Palestinian protesters clashed violently with security forces overnight Tuesday as the army surveyed the family home of a Palestinian who killed an IDF soldier, ahead of its demolition.

Israel Defense Forces units arrived in the al-Am’ari refugee camp near Ramallah to map the home of Islam Yousef Abu Hamid, who killed Ronen Lubarsky in May by dropping a marble slab on his head from a rooftop.

Rioters hurled stones and Molotov cocktails at security forces who responded with riot dispersal methods, the IDF said in a statement.

There were no reports of injuries.

The army added that in other operations across the West Bank seven people were arrested on suspicion of involvement in terror and popular terror activities against civilians and security forces.

Two weeks ago Hamid’s family was informed that the IDF intends to destroy all four stories of the building, and not just two floors as had previously been stated.

Ronen Lubarsky, an IDF soldier from the Duvdevan unit who died on May 26, 2018 after being critically injured by a slab thrown on his head two days earlier (Courtesy)

The IDF noted that the home was erected on a plot where a building was previously demolished in the 1990’s following an attack by Hamid’s brother. At the time, the family was ordered not to rebuild the structure.

A military court filed an indictment in May against Hamid, 32, charging him with murder.

According to court papers, on the night of the incident when Lubarsky was injured, Hamid woke up to the sounds of dogs barking and soldiers shouting as they arrested two of his neighbors in an adjacent house.

Hamid climbed to the roof of a neighboring home where he chose the heavier of two marble slabs that were waiting there for him.
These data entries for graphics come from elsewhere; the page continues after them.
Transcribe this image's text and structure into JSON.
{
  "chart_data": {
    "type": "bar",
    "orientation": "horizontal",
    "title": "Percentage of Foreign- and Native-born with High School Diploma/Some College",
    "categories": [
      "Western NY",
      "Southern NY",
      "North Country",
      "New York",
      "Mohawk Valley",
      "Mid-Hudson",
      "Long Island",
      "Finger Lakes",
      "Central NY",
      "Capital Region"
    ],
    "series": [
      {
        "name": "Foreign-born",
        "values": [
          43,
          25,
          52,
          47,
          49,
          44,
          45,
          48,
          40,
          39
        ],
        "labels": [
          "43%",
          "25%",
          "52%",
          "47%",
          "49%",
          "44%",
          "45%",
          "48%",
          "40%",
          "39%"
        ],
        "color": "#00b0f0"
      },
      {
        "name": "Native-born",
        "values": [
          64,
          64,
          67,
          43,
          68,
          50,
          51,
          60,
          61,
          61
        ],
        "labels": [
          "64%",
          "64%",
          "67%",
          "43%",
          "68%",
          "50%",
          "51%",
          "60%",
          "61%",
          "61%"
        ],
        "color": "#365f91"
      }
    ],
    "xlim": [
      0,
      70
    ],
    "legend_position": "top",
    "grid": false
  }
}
He lifted the 40-pound slab onto the railing of the roof and hurled it down onto Lubarsky, who was standing below.

The suspect then immediately climbed back onto the roof of his home and crawled inside as soldiers tended to their injured comrade.

Lubarsky, from the central city of Rehovot, was critically injured and died of his wounds two days later.

Security forces arrive in the al-Am’ari refugee camp in the West Bank to map for demolition the home of Palestinian who killed an IDF soldier, October 2, 2018. (IDF Spokesperson)

Hamid was also charged with obstruction of justice for efforts to tamper with the crime scene hours after the incident.

According to the indictment, Hamid snuck back to the adjacent rooftop and used cleaning materials to wipe his fingerprints off of the second marble slab that he had grasped earlier, but decided against using.

The IDF said that the soldiers had been on a mission to arrest members of a terror cell who had been carrying out shooting attacks. The raid was based on intelligence information obtained in coordination with the Shin Bet security agency.

A few days after Lubarsky was killed, the military carried out a raid in al-Am’ari, in an apparent effort to locate the soldier’s killer. Clashes broke out between residents and the Israeli troops, with 13 Palestinians lightly or moderately injured, the Palestinian Health Ministry said at the time. Hamid was arrested in the raid.

According to the Shin Bet, Hamid had been incarcerated in Israeli prison from 2004 to 2009 for terrorist activities committed on behalf of the Hamas terrorist group.

In a statement, the security service also said Hamid’s brothers were also members of Hamas.

Israel says the practice of demolishing terrorists’ homes is an effective means of discouraging future attacks, though it has been criticized by human rights groups as a form of collective punishment and by some analysts as an ineffective deterrent measure.